Vers un nouveau pacte esthétique à l’ère de l’ambivalence
Malgré leur orientation contraire, les deux grands mouvements de fond s’enracinent dans un même désir de trouver sa voie. Cette recherche passe soit par la transformation de son apparence physique, soit en acceptant voire en mettant en valeur son corps au fil du temps, avec des limites révélatrices. C’est que, derrière les déclarations d’intention et les discours, il n’est pas toujours évident de faire la part des choses. L’ambivalence semble caractériser le rapport à l’apparence aujourd’hui.

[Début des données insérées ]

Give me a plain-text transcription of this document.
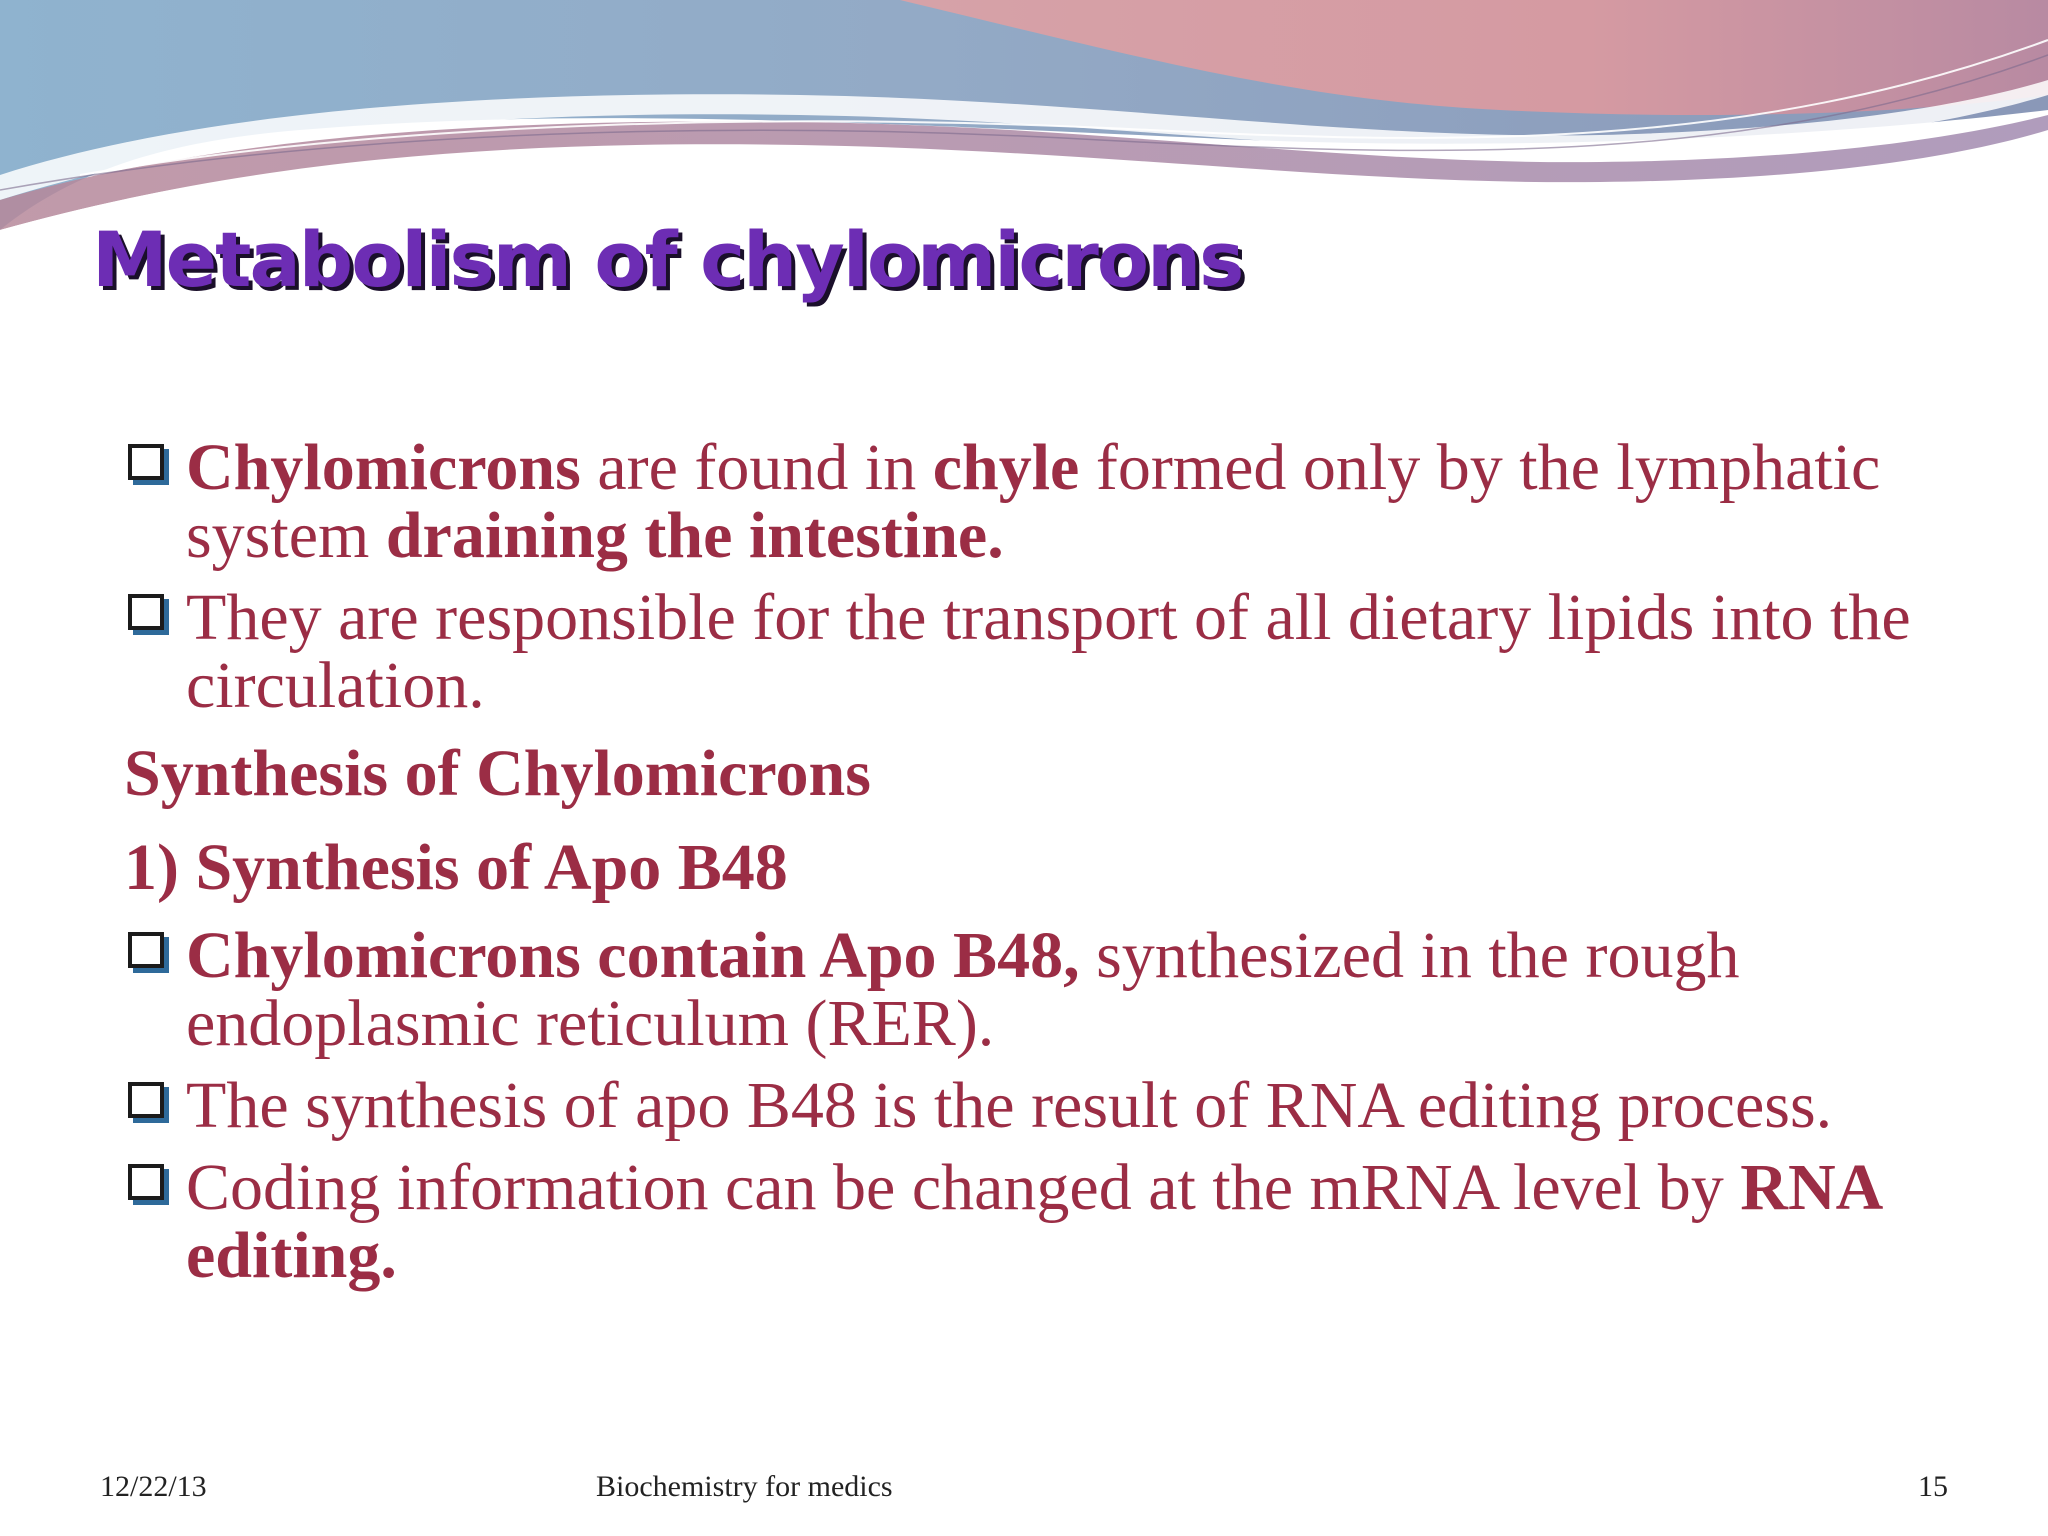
Metabolism of chylomicrons
Chylomicrons are found in chyle formed only by the lymphatic system draining the intestine.
They are responsible for the transport of all dietary lipids into the circulation.
Synthesis of Chylomicrons
1) Synthesis of Apo B48
Chylomicrons contain Apo B48, synthesized in the rough endoplasmic reticulum (RER).
The synthesis of apo B48 is the result of RNA editing process.
Coding information can be changed at the mRNA level by RNA editing.
12/22/13	Biochemistry for medics	15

Une ambivalence que l’on retrouve, en ces temps de débats passionnés autour du réchauffement climatique ou de la biodiversité, dans notre rapport à la nature. Dans ce contexte, on peut faire l’hypothèse que, de même que se développe aujourd’hui le désir de réconcilier l’homme et la nature, de même pourrait se développer, dans un proche avenir, le désir de se réconcilier avec soi-même tel qu’on est mais aussi tel qu’on pourrait être en développant une partie de soi-même. La quête d’une « voie moyenne » qui combinerait désir de transformation et fidélité à soi et à la nature. Nicolas Hulot avait lancé un « pacte écologique » pour lutter contre la dégradation de l’environnement. Peut-être le temps est-il venu d’imaginer, dans le domaine de l’apparence physique, un « pacte esthétique ».